Llevó su boca a mí miembro y lo besó, lo lamió varias veces, con pases lentos y precisos. Mi polla se movía con golpecitos cortos, en el aire, frente a su boca, ante su mirada. Entonces se la metió dentro y empezó a chuparla con una delicadeza que Marta nunca había tenido. Su boca se hundía en el mástil y volvía a subir. Un reguero de saliva resbalaba hacia mis cojones. Tuve que cerrar los ojos mientras me estremecía de placer y jadeaba intensamente. «Así», decía Eusebio, relamiéndose los labios con gotas de saliva en ellos. «¿Quieres más…, otra vez?» Respondí con un gemido y llevando mis manos a su cabeza; la empujé hacía mi verga. «Te gusta, ¿verdad? Nunca te habían hecho una mamada igual».

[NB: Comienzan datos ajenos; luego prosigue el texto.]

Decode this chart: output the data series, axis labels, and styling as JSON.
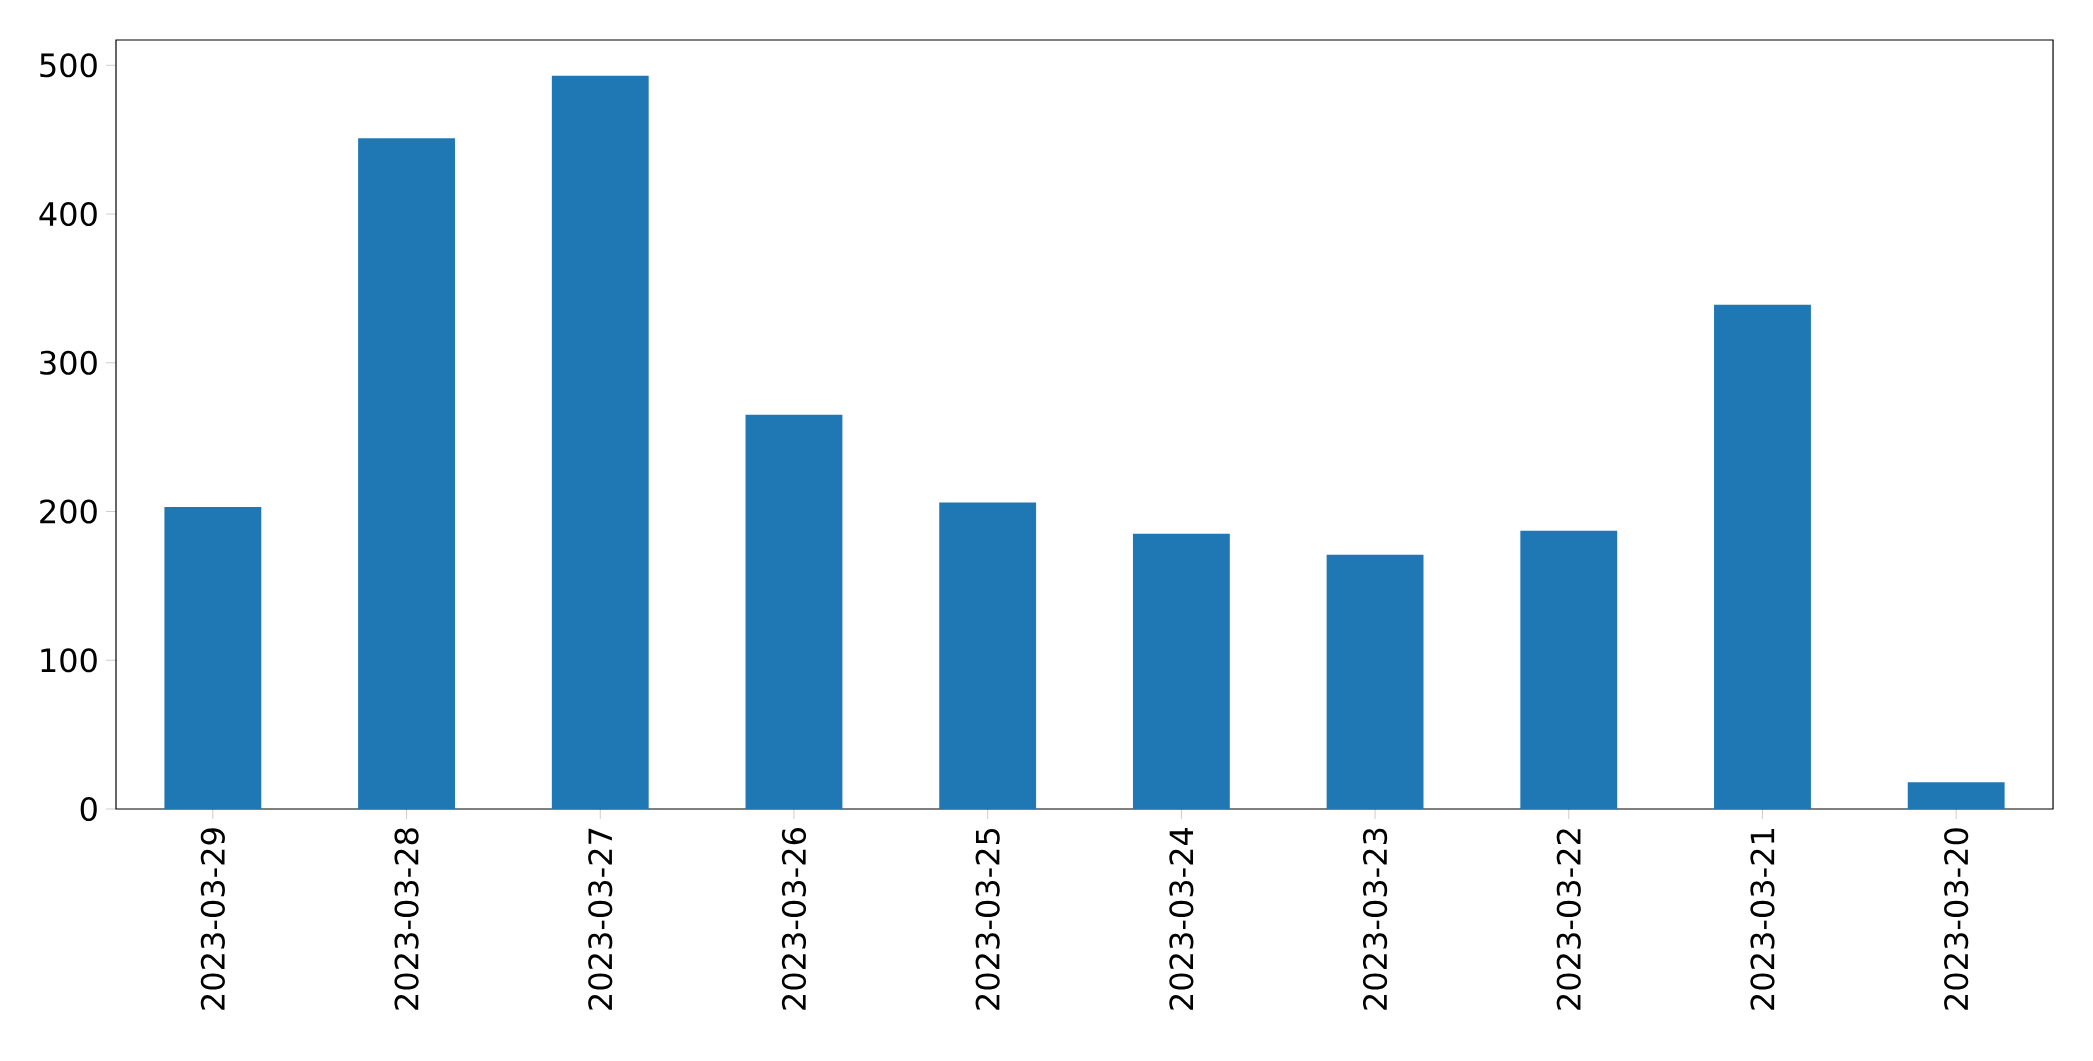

Eusebio se inclinó y empezó a hacerme una fellatio completa, rápida, casi furiosa hasta que descargué potentes golpes de leche en su boca. Él succionaba, apretando mi carne entre su paladar y su lengua. Me corrí intensamente y estaba sudoroso. El seguía con mi órgano en la boca. Cuando terminé de eyacular soltó la verga ya más floja y expulsó mi leche a un lado. Había tenido un orgasmo intenso y potente: dejó salir de boca una gran cantidad de semen. Unos pequeños chorritos quedaban en la superficie de sus labios, pero esta vez los recogió y los tragó.

«¿Tenias ganas de que te lo hiciera, eh?» «Tú también», respondí. Nos quedamos callados, como ausentes. Hasta que reaccioné y le dije «Tenemos que volver, las chicas están esperando». Le miré y le pregunté: «¿Tú? crees que… notarán algo?» Eusebio se subió los pantalones y se guardó el miembro ya en total flacidez (no sé porqué, pero me pareció muy atractivo así, pequeño y cansado, casi sentía ternura por aquel sexo que había tenido entre mis dedos erguido, duro, tenso y deseoso de descargar su viscosidad en mi mano…, o quizá mejor, otro día, en la cavidad succionadora de mi boca; yo sabía ahora que con unas pocas caricias, volvería a empinársele y descargaría gustosamente el esperma que le quedaba en los genitales).

Con una carcajada respondió: «Si te limpias mi lechada, no».